斬月人抬起煙鬥,直指水墨,飛揚跋扈的黑發下,神容淡淡。
“開始吧。”他說。
一絲極淡的月光從層雲外細細漏下,照在了那“啪”一聲彈開的玲瓏刀鋒上。
“月人曾對我說過的話,現在原樣奉還。”水墨平靜地說,“‘要作好死的覺悟,才過來!’”
伴隨著未落的語聲,她慢悠悠地被風吹了起來。
真的是吹起來。
不是鼓動雙翼的飛行,也不是軌跡單一的上躍。那浮蕩在夜色中的身影,猶如一片輕盈的雪花,隨著風的軌跡而無根蹁躚,時慢時快,愈飄愈高。麵對著這聞所未聞的景象,不要說戰陣中的斬月人,連一早遠遠退開準備旁觀惡戰的炎烙瞳都呆住了。
也許,這就是那種身法的目的。
久經戰陣的斬月人大腦隻空白了極短的一瞬,便迅速回到了狀態。但,隻這麼一瞬,就足夠了。
月光忽然明亮了起來。
而高空中的烏雲依然隻吝嗇地裂著一條縫,黯淡的月牙色似隱若現。
因此,那一霎間絢麗鋪灑的雪銀光輝,不是月光,而是——
——刀光。
眼鏡蛇般光華幽暗的小刀鋒刃,在這奇異的夜中突然爆發出了光明磊落的輝煌。電光石火的刹那,斬月人不知道有多少柄刀在同一時間朝自己襲來,隻知道按照身體強烈的直覺提示,毫無形象地朝前撲倒,順勢“滴溜溜”泥球一樣直滾出去,幾乎在“月光”灑落的同一秒,從光輝與大地之間的窄小縫隙間穿了過去。
“嗤嗤嗤……”
冰寒的刀尖之氣,在他後背衣袍上劃出了三道完全一樣長的裂痕。
讓人悚然生懼的平整切麵。
無瑕關顧衣服是否完好,斬月人倏然轉身,盯著飄搖落地的少女背影,火眸灼灼:“這不是赫拉茨的戰技!”

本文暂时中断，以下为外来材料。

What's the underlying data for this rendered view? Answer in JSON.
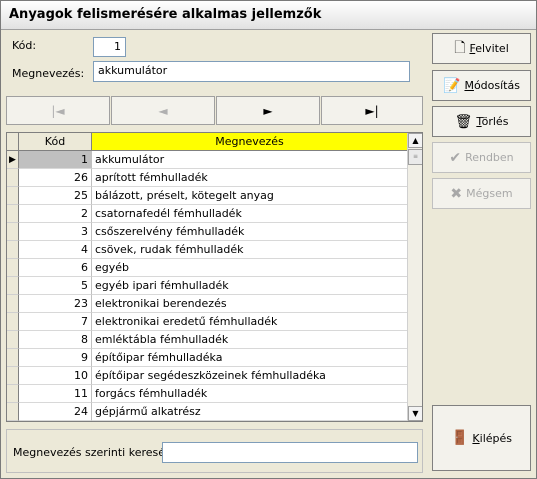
{
  "window": {
    "title": "Anyagok felismerésére alkalmas jellemzők"
  },
  "form": {
    "kod_label": "Kód:",
    "kod_value": "1",
    "megnevezes_label": "Megnevezés:",
    "megnevezes_value": "akkumulátor"
  },
  "nav": {
    "first": "|◄",
    "prev": "◄",
    "next": "►",
    "last": "►|"
  },
  "grid": {
    "columns": [
      "Kód",
      "Megnevezés"
    ],
    "rows": [
      {
        "kod": "1",
        "megnevezes": "akkumulátor"
      },
      {
        "kod": "26",
        "megnevezes": "aprított fémhulladék"
      },
      {
        "kod": "25",
        "megnevezes": "bálázott, préselt, kötegelt anyag"
      },
      {
        "kod": "2",
        "megnevezes": "csatornafedél fémhulladék"
      },
      {
        "kod": "3",
        "megnevezes": "csőszerelvény fémhulladék"
      },
      {
        "kod": "4",
        "megnevezes": "csövek, rudak fémhulladék"
      },
      {
        "kod": "6",
        "megnevezes": "egyéb"
      },
      {
        "kod": "5",
        "megnevezes": "egyéb ipari fémhulladék"
      },
      {
        "kod": "23",
        "megnevezes": "elektronikai berendezés"
      },
      {
        "kod": "7",
        "megnevezes": "elektronikai eredetű fémhulladék"
      },
      {
        "kod": "8",
        "megnevezes": "emléktábla fémhulladék"
      },
      {
        "kod": "9",
        "megnevezes": "építőipar fémhulladéka"
      },
      {
        "kod": "10",
        "megnevezes": "építőipar segédeszközeinek fémhulladéka"
      },
      {
        "kod": "11",
        "megnevezes": "forgács fémhulladék"
      },
      {
        "kod": "24",
        "megnevezes": "gépjármű alkatrész"
      }
    ]
  },
  "search": {
    "label": "Megnevezés szerinti keresés",
    "value": ""
  },
  "buttons": {
    "felvitel": {
      "first": "F",
      "rest": "elvitel"
    },
    "modositas": {
      "first": "M",
      "rest": "ódosítás"
    },
    "torles": {
      "first": "T",
      "rest": "örlés"
    },
    "rendben": "Rendben",
    "megsem": "Mégsem",
    "kilepes": {
      "first": "K",
      "rest": "ilépés"
    }
  },
  "colors": {
    "header_highlight": "#ffff00",
    "window_bg": "#ece9d8"
  }
}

遙遠夜下,綣曲長發飄搖如雲煙,莫測的弧,在她唇邊一掠而過。
“規定隻是不能用魔法,月人。”她輕一側目,緩緩抬起了右手中唯一的那把刀:“剛才不過是熱身而已,接下來——”
墨瞳驀地眯了起來。
“——就把你送進冥府。”
萬傾月光,又一次漫空淩舞,伴隨著她幾無波瀾的平靜聲音:
“‘獨月’。”
成千上萬把殺意凜然的刀,唯一一把快得看不出輪廓的刀;於“一”中包含千萬,又於千萬中重回初始的“一”——這樣匪夷所思的刀路,斬月人聞所未聞。短短幾秒鐘狂湧上來的詫異占據了他大腦的每一個角落,再沒有思考其他事情的餘地,幾乎用和上一次同樣狼狽的方法堪堪避開了月光的沐浴。不等他站穩,她的聲音已在背後響起。
“‘雙月’。”
有了前兩次的經驗,斬月人感到自己已經稍微把握到了一些她進攻的規程,雖然完全談不上反擊,卻總算稍微從容地從又一輪刀襲下閃了過去。幾乎同時,萬千刀尖挑起的尖銳寒意撲麵而來,而水墨泰然的聲音,卻仍在他身後!
“‘雙月’是在同一時間揮出的兩次攻擊,因此每次攻擊的速度都是‘獨月’的一倍,希望你保重自己。那麼,接下來是……‘三弦月’。”
“嗚——”
空氣的悲鳴聲中,遠方觀戰的炎烙瞳突然間目瞪口呆。
天地間竟然出現了三個水墨——不,當然沒有三個水墨,那隻是唯一的她在高速移動的情況下,於短暫停留的地方現出的虛影。
三個水墨同時揚了揚手。
三道巨型月牙般的璀璨光刃飛射而出,封鎖了所有的退路——
幾乎。
在變成肉醬的前一飛秒,為了躲避前一輪襲擊而未能完全站起來的斬月人,突然伸手在地上一撐,借力飛躍而起,不僅漂亮地從還沒相撞的“三弦月”正中心抽身飛出,而且果斷地抓住了這交戰以來第一次出現的機會。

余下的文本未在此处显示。